All the news that's fit to annotate 
 I must be getting jaded. These days, when I see a major newspaper or magazine piece on blogging, or The Future of News, or Living in a Connected World, I usually just scan it and move on.
 So, leave it up to fellow bloggers to read deeper and wax wiser on the topics.
 That happened twice last week, with the Wall Street Journal — one of three daily newspspers that show up in my driveway each morning. (The other two are the Santa Barbara News-Press and the Los Angeles Times.)
 First was Jon Udell's dismissal of How Old Media Can Survive In a New World, by Brian Steinberg. Steve Gillmor made Jon's piece required reading by Gang members for Friday's podcast. The summary paragraphs:
 Where journalism intersects with public agendas, its sources of raw information and opinion will increasingly be visible. That's a feature, not a bug! Not everyone can gather, dig, sift, sort, analyze, and synthesize. Most people rely on journalists to do these things because most people have other jobs to do. In a more transparent world, journalists will be able to probe more deeply and synthesize more powerfully -- and we will be able to trust and verify their methods.
 If you buy this argument, note that the burden of reform is not borne solely by Big Media. Yes, these institutions will need to engage with the blogosophere, but so will everyone who seeks to advance a public agenda. A while ago, Dave Winer nailed this. In a knowledge-based economy, narrating your work becomes part of everyone's job. That narration produces artifacts we call blogs. They'll transform Big Media, but only because they'll transform society.
 Second was Steven Streight's dismissal of Measuring the Impact of Blogs Requires More Than Counting, by Carl Bialik.
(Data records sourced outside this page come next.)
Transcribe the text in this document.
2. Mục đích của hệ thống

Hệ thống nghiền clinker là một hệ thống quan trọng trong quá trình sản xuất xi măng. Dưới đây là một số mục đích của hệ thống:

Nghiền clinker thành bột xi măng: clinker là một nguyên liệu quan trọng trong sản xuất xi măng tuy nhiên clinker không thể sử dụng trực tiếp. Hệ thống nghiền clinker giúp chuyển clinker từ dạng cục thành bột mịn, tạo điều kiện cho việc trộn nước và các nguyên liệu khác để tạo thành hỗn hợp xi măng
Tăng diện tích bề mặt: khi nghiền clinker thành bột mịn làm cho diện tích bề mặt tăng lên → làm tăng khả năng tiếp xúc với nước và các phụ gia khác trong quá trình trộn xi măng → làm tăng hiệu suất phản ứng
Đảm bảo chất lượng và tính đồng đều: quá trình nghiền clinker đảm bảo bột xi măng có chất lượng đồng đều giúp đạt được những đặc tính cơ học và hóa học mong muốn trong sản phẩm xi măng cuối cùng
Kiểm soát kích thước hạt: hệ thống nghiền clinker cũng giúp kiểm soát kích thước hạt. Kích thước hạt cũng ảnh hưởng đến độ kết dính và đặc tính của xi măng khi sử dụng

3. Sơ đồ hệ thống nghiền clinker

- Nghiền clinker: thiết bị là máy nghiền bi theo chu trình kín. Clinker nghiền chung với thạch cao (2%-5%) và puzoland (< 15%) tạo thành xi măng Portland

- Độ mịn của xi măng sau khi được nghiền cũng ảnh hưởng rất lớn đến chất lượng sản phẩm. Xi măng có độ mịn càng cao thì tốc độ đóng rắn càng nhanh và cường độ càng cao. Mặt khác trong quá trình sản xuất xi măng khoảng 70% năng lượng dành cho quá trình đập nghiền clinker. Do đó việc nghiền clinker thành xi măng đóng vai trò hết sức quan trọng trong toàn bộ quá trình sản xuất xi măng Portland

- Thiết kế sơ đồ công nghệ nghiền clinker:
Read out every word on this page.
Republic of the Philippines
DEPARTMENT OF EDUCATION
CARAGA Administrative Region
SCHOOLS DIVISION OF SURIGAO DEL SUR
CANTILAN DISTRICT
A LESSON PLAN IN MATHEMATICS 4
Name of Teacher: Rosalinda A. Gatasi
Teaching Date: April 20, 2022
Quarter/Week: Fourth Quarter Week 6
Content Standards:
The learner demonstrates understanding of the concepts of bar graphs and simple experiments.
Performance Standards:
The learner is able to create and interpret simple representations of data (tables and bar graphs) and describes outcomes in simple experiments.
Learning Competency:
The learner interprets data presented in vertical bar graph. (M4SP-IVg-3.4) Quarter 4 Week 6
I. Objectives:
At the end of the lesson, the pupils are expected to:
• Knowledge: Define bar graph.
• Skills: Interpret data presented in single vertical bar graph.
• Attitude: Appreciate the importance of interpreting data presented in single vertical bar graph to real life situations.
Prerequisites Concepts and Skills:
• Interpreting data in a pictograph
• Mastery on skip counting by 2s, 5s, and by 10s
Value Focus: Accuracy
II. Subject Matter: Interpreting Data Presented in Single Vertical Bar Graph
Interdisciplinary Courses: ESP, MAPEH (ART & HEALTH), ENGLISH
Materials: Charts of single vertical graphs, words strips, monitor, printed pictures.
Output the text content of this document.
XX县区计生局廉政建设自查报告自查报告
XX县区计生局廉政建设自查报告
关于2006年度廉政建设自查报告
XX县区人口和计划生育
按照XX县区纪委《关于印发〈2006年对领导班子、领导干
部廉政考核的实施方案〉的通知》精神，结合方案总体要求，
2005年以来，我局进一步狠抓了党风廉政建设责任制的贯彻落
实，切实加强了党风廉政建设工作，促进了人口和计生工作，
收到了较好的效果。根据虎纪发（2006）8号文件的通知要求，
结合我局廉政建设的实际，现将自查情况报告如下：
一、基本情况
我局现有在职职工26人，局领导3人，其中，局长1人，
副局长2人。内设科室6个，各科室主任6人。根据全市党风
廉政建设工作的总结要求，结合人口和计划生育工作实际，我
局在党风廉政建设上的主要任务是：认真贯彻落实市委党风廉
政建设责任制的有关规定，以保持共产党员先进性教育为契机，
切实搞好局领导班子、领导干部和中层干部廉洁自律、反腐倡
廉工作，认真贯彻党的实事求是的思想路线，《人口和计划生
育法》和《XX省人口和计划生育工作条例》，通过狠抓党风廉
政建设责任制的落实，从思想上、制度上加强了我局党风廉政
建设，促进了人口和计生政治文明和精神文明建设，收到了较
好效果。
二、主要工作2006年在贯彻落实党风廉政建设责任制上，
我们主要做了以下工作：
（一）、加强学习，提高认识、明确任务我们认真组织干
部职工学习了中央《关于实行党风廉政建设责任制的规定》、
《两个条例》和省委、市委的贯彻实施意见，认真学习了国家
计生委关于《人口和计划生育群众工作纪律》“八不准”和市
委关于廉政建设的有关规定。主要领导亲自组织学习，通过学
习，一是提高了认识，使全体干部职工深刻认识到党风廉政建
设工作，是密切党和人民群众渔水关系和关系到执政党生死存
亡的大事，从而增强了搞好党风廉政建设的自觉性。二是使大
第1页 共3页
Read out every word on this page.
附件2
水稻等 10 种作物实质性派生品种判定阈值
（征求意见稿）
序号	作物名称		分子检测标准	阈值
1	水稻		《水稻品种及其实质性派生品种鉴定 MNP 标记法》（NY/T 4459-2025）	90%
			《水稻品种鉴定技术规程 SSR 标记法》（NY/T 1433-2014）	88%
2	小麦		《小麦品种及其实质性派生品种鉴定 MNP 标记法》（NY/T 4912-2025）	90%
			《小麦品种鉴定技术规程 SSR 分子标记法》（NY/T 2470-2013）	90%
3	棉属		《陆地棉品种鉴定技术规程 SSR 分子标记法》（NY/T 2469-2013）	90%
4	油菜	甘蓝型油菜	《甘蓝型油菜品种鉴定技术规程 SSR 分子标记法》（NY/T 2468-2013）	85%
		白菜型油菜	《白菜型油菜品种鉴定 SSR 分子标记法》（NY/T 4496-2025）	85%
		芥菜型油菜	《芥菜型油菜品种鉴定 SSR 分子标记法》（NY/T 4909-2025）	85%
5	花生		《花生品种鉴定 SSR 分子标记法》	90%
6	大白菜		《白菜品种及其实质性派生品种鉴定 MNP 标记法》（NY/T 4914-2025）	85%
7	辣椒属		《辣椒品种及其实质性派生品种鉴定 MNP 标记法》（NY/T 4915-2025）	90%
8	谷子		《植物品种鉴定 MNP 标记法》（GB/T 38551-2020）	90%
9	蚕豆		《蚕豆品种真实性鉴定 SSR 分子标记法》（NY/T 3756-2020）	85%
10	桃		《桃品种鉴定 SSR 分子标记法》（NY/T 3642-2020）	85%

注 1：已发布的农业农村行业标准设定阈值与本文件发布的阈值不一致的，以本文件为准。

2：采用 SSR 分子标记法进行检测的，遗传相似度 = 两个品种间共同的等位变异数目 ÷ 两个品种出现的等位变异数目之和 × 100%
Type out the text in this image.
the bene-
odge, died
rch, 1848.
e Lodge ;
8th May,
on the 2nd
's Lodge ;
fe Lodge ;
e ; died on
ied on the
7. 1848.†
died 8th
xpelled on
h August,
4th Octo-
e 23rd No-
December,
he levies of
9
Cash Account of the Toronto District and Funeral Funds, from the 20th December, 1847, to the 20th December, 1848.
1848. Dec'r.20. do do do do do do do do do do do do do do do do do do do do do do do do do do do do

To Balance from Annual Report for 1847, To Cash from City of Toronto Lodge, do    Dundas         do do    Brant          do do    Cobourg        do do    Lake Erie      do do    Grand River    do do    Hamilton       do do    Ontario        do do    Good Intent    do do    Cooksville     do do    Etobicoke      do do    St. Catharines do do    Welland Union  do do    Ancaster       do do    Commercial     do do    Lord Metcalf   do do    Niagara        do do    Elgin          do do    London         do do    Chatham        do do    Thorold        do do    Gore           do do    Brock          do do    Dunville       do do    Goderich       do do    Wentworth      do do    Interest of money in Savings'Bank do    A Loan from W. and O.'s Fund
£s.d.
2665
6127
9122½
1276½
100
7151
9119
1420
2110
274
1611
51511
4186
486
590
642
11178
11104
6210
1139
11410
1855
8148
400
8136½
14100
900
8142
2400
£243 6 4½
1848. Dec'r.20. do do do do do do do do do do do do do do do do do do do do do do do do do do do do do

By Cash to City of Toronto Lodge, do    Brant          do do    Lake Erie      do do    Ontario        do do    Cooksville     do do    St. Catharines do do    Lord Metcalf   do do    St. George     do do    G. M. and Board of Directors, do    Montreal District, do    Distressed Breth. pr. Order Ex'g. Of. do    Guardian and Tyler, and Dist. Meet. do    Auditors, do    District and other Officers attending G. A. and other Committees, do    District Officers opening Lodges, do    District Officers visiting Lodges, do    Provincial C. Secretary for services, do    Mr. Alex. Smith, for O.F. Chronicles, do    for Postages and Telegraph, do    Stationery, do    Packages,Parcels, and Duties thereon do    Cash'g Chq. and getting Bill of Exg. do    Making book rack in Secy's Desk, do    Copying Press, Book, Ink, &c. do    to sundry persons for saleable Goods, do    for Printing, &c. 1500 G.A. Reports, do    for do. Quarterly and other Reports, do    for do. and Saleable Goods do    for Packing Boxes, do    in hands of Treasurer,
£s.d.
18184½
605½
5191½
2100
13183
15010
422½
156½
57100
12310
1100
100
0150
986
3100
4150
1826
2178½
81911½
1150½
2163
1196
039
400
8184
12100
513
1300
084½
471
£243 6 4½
A sample:
 This article sheds very little light on the subject of blogs. No mention of the significance of reader interaction via comments and email to the blog authors. No mention of the community building or activist aspects of blogs.
 What is said about the problems of defining, tracking, qualifying, and counting blogs is not new, nor is it very enlightening.
 It seems to me that the whole point of this article is to downplay the significance of blogs AS AN ADVERTISING MEDIUM.
 Steven concludes,
 Bloggers do a much better job promoting, questioning, and even harshing blogs than the lazy, lame MSM.
 I think the problem we're all wrestling with here isn't just the correct reporting of facts. It's dealing with responsibilities in growing what we know, which is much broader and deeper than facts alone. As Michael Polanyi pointed out, most of what we know isn't explicit. It's tacit. "We know more than we can tell," Michael Polanyi says. A lot more. And if the subject is one that grows and changes constantly, thinking out loud becomes at least as responsible as simple reporting.
 I wrote about this almost four years ago. Rather than repeat myself (and my many sources), I'll just point back there, and especially to this drawing by John Seely Brown (from this talk, which is, amazingly, still up):
 seely.jpg: jsb matrix
 Note the region in the lower right, where tacit and groups meet around genres and work practices. Then read what JSB says in that last link:
 ...on the Web there is seldom such a thing as just a consumer or just a producer. Basically, each of us is part consumer and part producer. We read and we write, we absorb and we critique, we listen and we tell stories, we help and we seek help. This is life on the Web. The boundaries between consuming and producing are fluid — the secret to many of the business models of Web-based commerce.
 From this perspective the Web does three things. First, the Web helps to establish a culture that honors the fluid boundaries between the production and consumption of knowledge, recognizing that knowledge can get produced wherever serious problems are being attacked and followed to their root. Second, with the Web, it is easier for experts — in the academy or in the firm — to casually interact with others and thus to act as mentors or advisors for students (or knowledge consumers) of any age — that is, folks that want to learn. Third, the Web provides infinite reach, rendering accessible resources far beyond the region; yet, the power of this reach is greatly enhanced when the results of this reach act as cross pollination, providing new grist, new points of view for communities of practice of the region.
 That was from 1999, when blogging was new and barely a blip on the mass media radar.
 What we know isn't a substance — "information" — we "deliver" like a daily newspaper. It isn't even a substance we "produce" and "consume." It's bigger and deeper than that. Blogs are ideal for making and changing minds. Also for rolling ideas like snowballs that grow with each new link, and each new contribution by other minds. That's way different than pumping "content" through a "medium."
 What are our responsibilities here? I think we're only beginning to visit that question.